Table 1. Scheme of Exclusivities granted by the US FDA
|Sr. No.||Description||NDA Applicant||ANDA Applicants|
|1||New Chemical Entity (NCE)||5 years||NA|
|2||New Clinical Investigation (NCI) (Same drug, different route of administration or another form of the same drug, e.g. salt form)||3 years||NA|
|3||First Abbreviated New Drug Application, under Para (IV), with applicant successfully proving the innovators patent invalid, or not infringing, or in case the infringement suit is not filed within 45 days of application||NA||6 months|
|4||Antibiotics with Qualified Infectious Disease Product (QIDP) designation to treat serious conditions||5 additional years||NA|
|5||Drugs to treat rare disease (Orphan Drugs)||7 years||NA|
|6||Pediatric preparation||6 additional months||NA|
The European Medicines Agency, after 2005,started the 8+2(+1) formula which dictates that the innovator will be getting 8 years’ data exclusivity, and 2 years of market protection, during which no generic can be placed on the market, and an additional 1 year exclusivity for the new indication which shows significant clinical benefit (same as NCI in the US). Prior to this rule, there was a distinction for nationalized procedure and centralized procedure. The following table indicates the exclusivity period based on the application date and type.

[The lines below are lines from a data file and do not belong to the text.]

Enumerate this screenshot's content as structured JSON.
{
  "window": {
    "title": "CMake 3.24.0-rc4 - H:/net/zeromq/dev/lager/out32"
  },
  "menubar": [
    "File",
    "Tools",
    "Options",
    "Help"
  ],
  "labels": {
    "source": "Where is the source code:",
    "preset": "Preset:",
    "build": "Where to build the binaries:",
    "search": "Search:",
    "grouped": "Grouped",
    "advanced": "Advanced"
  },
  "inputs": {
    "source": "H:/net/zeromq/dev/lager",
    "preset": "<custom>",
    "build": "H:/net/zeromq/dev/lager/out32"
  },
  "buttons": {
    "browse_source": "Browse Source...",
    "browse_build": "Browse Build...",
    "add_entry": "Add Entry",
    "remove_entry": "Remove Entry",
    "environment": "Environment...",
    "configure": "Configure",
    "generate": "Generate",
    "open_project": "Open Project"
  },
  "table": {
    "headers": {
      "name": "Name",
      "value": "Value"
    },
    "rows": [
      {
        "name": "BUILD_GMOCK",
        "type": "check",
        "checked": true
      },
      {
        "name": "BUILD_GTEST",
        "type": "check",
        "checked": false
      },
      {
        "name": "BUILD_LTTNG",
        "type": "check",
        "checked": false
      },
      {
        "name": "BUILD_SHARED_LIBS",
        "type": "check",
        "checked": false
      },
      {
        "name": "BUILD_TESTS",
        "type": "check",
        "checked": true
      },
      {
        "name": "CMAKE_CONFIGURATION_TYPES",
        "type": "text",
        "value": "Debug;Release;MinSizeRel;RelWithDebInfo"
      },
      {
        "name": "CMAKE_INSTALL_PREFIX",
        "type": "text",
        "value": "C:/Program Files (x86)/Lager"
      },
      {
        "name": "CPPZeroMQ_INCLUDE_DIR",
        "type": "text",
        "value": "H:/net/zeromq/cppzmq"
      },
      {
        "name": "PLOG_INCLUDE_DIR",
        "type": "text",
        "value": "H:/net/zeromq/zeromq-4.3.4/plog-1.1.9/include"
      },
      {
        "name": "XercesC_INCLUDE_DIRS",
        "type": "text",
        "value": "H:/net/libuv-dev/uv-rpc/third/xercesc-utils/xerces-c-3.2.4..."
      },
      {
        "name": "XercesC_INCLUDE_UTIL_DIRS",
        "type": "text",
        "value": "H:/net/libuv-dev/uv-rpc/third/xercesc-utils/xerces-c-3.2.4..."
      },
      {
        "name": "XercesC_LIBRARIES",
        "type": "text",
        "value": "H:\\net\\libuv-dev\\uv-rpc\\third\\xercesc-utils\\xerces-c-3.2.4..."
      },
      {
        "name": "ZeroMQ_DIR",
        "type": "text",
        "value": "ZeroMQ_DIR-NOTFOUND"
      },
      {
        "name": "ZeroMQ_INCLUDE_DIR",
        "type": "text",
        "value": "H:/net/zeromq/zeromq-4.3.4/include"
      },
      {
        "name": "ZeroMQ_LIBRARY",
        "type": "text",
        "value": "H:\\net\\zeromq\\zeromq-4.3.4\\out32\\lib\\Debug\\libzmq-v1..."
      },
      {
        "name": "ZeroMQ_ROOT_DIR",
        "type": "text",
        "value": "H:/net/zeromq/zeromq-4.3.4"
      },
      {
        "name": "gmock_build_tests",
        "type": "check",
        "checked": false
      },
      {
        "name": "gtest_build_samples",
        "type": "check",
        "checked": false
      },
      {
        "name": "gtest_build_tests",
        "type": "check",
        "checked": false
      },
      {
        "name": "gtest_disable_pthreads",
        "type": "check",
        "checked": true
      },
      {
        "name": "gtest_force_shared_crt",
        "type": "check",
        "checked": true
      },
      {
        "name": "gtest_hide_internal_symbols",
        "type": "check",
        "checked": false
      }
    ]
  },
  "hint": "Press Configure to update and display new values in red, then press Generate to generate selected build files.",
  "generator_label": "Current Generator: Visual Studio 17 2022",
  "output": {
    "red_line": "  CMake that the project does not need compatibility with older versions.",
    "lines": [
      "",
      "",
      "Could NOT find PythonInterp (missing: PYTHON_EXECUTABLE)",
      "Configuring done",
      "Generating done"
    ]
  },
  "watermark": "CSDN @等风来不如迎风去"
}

|Date of submission of application||For Centralized Procedure||For Nationalized Procedure|
|10 years’ data exclusivity||6a or 10b years’ data exclusivity|
|8 years data exclusivity+2 years market protection
(+1 year market protection for the new indication showing significant clinical benefit)
a – Austria, Denmark, Finland, Ireland, Portugal, Spain, Greece, Poland, Czech Republic, Hungary, Lithuania, Latvia, Sweden, Slovakia, Malta, Estonia, Cyprus, Bulgaria, Romania, Norway, Iceland, and Liechtenstein. (‘6-year countries’)
b – Belgium, Germany, France, Italy, Netherlands, Sweden, United Kingdom, Luxembourg. (’10 year countries’)
In addition to this, the orphan drugs get 2 more years of exclusivity. , 
India has not, as of yet, implemented such provisions, because-
These provisions have long been sought by the Big Pharma lobby of the developed nations, by criticizing India’s ‘weak’ IP policies. Companies like Bayer, Novartis have tried to tweak with the legislature for the same purpose.  Several generic pharma companies and access-to-medicines activists like Médecins Sans Frontières (Doctors without Borders) have constantly warned India about the effects of such provisions, saying that India will no longer remain the ‘Pharmacy of the world’. 
Implementing these would be advantageous only to the innovator companies, and millions will be stripped off their right to live a healthy life. This is being sugarcoated to say that these provisions will boost the trade and innovation in India. On the other hand, if these provisions are not introduced, India will be under constant pressure to do so at the earliest, but it won’t kill anyone. Now it is up to the policy makers whom they are going to put first.